Así, la carencia de una estrategia de salud que coordine
e integre las diversas estrategias de las distintas comunidades Autónomas y el aumento de
las desigualdades en salud, con diferencias entre las distintas clases sociales, pero
sobre todo con una tendencia al incremento de las desigualdades entre las regiones,
parecen estar convirtiéndose en las asignaturas pendientes de nuestro sistema sanitario.

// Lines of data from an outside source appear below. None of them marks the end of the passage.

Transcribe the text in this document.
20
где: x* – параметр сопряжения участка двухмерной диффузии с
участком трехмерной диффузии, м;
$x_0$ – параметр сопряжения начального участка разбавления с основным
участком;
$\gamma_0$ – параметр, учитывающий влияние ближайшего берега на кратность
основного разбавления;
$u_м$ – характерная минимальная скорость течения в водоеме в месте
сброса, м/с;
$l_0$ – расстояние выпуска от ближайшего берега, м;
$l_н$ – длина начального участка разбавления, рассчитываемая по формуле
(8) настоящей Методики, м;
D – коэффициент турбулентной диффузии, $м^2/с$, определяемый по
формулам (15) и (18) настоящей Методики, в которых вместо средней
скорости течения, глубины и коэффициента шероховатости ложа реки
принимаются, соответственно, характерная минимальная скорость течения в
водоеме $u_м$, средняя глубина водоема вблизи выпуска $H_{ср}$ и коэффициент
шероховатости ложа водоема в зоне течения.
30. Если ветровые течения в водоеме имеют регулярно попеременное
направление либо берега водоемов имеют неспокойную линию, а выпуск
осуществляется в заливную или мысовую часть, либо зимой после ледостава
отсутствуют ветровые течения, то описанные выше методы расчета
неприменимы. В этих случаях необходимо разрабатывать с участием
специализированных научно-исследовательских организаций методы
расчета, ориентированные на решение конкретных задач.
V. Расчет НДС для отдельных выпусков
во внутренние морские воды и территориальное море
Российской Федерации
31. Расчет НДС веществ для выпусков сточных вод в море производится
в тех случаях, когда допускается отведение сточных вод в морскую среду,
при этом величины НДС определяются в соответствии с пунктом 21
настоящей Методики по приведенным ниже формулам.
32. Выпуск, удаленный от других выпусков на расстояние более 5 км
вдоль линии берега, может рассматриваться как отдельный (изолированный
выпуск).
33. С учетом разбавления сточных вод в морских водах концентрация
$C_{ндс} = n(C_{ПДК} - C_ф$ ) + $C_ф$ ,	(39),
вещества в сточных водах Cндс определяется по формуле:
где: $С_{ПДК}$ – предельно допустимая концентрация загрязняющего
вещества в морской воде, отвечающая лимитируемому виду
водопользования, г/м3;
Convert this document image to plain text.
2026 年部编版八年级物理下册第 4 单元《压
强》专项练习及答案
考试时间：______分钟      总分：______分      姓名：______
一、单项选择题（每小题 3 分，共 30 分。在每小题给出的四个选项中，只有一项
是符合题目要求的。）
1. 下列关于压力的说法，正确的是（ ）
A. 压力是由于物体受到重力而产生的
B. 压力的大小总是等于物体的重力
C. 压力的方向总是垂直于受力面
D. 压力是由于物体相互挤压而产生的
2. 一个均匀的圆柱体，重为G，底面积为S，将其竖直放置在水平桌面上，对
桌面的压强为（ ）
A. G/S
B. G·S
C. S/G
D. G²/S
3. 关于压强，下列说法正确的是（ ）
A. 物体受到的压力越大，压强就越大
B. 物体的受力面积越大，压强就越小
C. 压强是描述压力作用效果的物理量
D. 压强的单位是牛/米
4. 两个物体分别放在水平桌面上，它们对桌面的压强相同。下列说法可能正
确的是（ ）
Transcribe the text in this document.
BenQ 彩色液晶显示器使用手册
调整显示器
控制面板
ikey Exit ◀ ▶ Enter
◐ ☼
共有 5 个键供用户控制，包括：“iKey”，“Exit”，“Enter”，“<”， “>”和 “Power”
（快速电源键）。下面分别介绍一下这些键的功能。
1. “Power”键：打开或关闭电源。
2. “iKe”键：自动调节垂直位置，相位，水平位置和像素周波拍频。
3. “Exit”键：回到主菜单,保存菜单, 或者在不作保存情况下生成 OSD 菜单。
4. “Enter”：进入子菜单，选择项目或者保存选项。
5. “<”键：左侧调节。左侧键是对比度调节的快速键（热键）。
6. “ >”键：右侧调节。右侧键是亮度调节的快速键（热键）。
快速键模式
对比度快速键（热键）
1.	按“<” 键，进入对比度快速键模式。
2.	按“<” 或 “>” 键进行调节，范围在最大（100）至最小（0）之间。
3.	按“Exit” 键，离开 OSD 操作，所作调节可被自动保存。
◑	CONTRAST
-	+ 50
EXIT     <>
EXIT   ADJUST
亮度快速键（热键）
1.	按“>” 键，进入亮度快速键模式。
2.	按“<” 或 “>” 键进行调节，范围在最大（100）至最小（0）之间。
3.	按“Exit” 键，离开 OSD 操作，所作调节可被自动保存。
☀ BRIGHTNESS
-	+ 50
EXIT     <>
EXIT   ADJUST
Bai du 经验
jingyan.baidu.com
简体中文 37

Otros puntos negativos se encuentran en el control del
cáncer que, a diferencia de la primera causa de muerte en nuestro país, las enfermedades
cardiovasculares, no muestra una tendencia a descender, incrementándose los casos de
cáncer de pulmón y mama en la mujer y los de recto y colon en ambos sexos. Asimismo, los
servicios sociosanitarios, la investigación y el desarrollo y las políticas de
medioambiente, están muy lejos aún de acercarse al objetivo prefijado.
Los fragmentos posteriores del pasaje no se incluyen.